Yesterday’s action is a continuation of a wave of recent protests by the climate change activists. On Friday, two XR protesters shut down Tower Bridge, causing long queues of traffic, by abseiling off the sides of the landmark and unfurling a huge banner which read: ‘End fossil fuels now.’ 

This was followed by huge demonstrations on Saturday and Sunday with protestors from all over the country joining in as they marched through central London and staged sit-down protests at several landmarks to call for an end to investment in fossil fuels. On Saturday they gathered at Speakers’ Corner at Hyde Park in the morning before moving on to Oxford Street and Regent Street, where they sat in the road and blocked traffic in the heart of the capital’s shopping district. The activists later moved on to Trafalgar Square.

One of Saturday’s protestors, Verel Rodrigues, a 27-year-old mechanical engineer from Bristol, told the PA news agency: “We are currently in a dire situation and we are appealing to the government to stop investing in fossil fuels. We have no choice. We are sorry to be causing this inconvenience but we don’t have any other choice.

“If an alarm is ringing because your house is on fire, you don’t get p***ed off at the fire alarm. It is trying to save you and we are trying to raise the alarm of what is about to come.”

But getting angry at the ‘fire alarm’ is precisely what many are doing, rather than aiming their ire at those responsible for the mess the planet is in.

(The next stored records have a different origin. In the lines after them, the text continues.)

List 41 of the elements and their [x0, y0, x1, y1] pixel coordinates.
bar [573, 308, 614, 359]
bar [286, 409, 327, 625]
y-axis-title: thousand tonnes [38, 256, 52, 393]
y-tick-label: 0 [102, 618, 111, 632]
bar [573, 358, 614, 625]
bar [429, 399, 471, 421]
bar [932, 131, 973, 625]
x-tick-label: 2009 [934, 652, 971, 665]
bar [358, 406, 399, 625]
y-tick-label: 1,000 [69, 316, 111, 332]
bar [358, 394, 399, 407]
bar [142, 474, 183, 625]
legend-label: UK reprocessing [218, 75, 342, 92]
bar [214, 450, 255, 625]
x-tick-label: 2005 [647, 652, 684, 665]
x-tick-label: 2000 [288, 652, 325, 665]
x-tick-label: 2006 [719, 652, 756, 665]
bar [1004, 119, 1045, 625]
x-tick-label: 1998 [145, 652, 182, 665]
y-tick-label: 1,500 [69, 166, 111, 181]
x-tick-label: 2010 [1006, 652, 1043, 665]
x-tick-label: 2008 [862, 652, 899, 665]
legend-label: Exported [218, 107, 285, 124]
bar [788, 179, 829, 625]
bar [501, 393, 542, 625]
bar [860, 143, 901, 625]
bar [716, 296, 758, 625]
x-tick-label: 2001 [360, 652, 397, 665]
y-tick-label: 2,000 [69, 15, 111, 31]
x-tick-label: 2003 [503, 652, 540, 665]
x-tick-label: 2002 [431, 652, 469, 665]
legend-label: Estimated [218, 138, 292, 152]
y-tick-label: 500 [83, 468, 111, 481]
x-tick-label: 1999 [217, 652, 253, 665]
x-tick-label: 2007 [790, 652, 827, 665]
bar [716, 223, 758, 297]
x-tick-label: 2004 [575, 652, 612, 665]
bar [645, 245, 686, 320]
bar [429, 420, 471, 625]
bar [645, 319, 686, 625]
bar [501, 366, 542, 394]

It’s bad enough to hear Joe Public spouting off that protestors are blocking traffic, stopping people getting to work etc – disrupting traffic is rather the point – but to hear politicians who we might expect to applaud the protestors instead come out and condemn them is worse.

Sharing an article from The S*n, the Labour Party tweeted that “the government must immediately impose injunctions to put a stop to this disruption”, while the Shadow Justice Secretary, Steve Reed, fumed that “Motorists were already being hammered at the pump, and now millions can’t even access fuel”. Accessing fuel won’t really be much of a problem if the climate catastrophe scientists are predicting hits us. We’re already in crisis, and if we don’t act now it will quite simply be too late.

And on the other side of the aisle we have Tory MPs calling for financier Ben Goldsmith, brother of foreign office minister Lord Goldsmith, to be fired from his role at the Environment Department after he came out in support for XR, saying: “Not a good look from Labour. The protestors are right to be doing whatever it takes to wake people up. The fossil fuel industry is grubby and dangerous. We need to unhook ourselves from our dependence asap. I’m with Extinction Rebellion.” And the aforementioned Steve Reed criticised him for it.

Mr Goldsmith has since deleted the tweet, saying that “support of ER is neither a Conservative Environmental Network nor a DEFRA position” but it does rather speak volumes that he said it in the first place while Labour MPs were condemning the action.

Do protests inconvenience workers and those trying to get their children to school? Yes, we’ve all seen footage of this. But peaceful, non-disruptive protests do not work. Nothing changes when people are not affected. Non-violent civil disobedience does – or we must certainly hope it does, given the escalating temperatures, the animals facing extinction or already extinct, our very ecosystem failing.

In what appeared to be a response to the Labour Party statement, former Labour leader Jeremy Corbyn tweeted yesterday: “We need a Green New Deal and a sustainable planet for future generations. Those protesting against fossil fuel giants should be applauded, not arrested.”

If we have a future, seeing what is happening to our environment, I think it’s fairly safe to say that Jeremy Corbyn will once more be seen as on the right side of history.